Es ist aber kein Spott, sondern ein Angebot, sich dem Problem von einer anderen Seite zu nähern. Da Ärger bekanntermaßen den Blick verschleiert und das Denken wesentlich einengt, sollte als Erstes diese die Kreativität einschränkende Wirkung aufgelöst werden. Das gelingt recht einfach mit der Akzeptanz des eigenen Ärgers. Kann er als einem Sinn dienend angesehen werden, fällt es leichter, sich ihm zuzuwenden und ihn nach eben diesem Sinn zu fragen. Die akzeptierende Zuwendung zum Ärger bedeutet auch die Suche nach seiner Verbindung mit dem Auslöser – da beide eng miteinander verknüpft sind.
Wird man bei dieser Suche fündig, lassen sich Lösungsansätze für das zugrundeliegende Problem entwickeln, das den Ärger auslöst. Die notwendigen Aktivitäten, um den bekannten Lösungsweg auch zu beschreiten, werden durch die Erlaubnis, sich zu ärgern, nicht mehr verhindert oder gehemmt.
Vor der Veränderung steht die Verneinung des unbedingten Zusammenhangs zwischen Problem und Ärger. Sie gehören nicht in der gleichen Weise zusammen wie Donner und Blitz oder nasser Boden und ein Regenschauer.

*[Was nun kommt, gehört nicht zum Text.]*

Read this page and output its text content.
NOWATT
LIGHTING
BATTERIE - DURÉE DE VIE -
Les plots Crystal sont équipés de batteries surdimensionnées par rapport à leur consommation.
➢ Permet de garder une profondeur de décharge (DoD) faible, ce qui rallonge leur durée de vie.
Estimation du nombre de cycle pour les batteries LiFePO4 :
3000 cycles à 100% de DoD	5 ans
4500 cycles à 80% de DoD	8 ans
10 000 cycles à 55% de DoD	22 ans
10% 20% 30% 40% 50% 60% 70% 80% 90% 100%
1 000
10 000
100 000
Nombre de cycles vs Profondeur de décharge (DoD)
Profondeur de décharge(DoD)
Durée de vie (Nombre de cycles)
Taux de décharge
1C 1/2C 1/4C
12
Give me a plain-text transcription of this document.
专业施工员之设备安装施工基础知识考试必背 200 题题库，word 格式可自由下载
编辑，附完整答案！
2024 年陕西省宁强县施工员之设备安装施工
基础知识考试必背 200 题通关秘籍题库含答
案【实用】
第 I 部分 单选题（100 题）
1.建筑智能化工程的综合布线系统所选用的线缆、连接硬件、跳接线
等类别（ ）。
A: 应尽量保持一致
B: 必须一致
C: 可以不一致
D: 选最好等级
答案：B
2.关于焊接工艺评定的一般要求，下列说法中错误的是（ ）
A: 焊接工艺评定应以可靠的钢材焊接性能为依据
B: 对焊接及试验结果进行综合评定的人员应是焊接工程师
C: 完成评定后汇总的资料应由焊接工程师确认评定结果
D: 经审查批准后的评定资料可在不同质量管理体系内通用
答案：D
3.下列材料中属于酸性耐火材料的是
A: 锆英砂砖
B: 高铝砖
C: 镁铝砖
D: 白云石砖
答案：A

Dadurch dass ein nicht auflösbarer Zusammenhang zwischen dem Schnarchen und dem eigenen Ärger hergestellt wird, entstehen mehrere ungünstige Voraussetzungen für eine Veränderung:
die Schuld für die eigene Reaktion wird dem Schnarcher zugeschoben
der sich Ärgernde macht sich zum hilflosen Opfer
das selbst keine Kontrolle über die eigenen Reaktionen hat und deshalb versucht, den anderen zu beeinflussen.
Aber:
Schuld ist in Beziehungen selten ein hilfreiches Konstrukt. Eine Schuldzuweisung birgt viele ungute Gefühle mit all ihren negativen Auswirkungen auf die Beziehung und blockiert zusätzlich Ansätze für Lösungen. Gibt man dagegen den Schuldbegriff auf und betrachtet lediglich ein Geräusch auf der einen Seite, das Unruhe auf der anderen Seite zur Folge hat, fällt es leichter, auf beiden Seiten nach Änderungsmöglichkeiten zu suchen.
Hilflosigkeit bedeutet auch Passivität. Der andere soll etwas ändern, schließlich ist er der Schnarcher. »Ich bin das Opfer, mich sollte man bedauern, mir sollte man helfen.« Was aber tun, wenn keine Hilfe kommt und das Schnarchen andauert?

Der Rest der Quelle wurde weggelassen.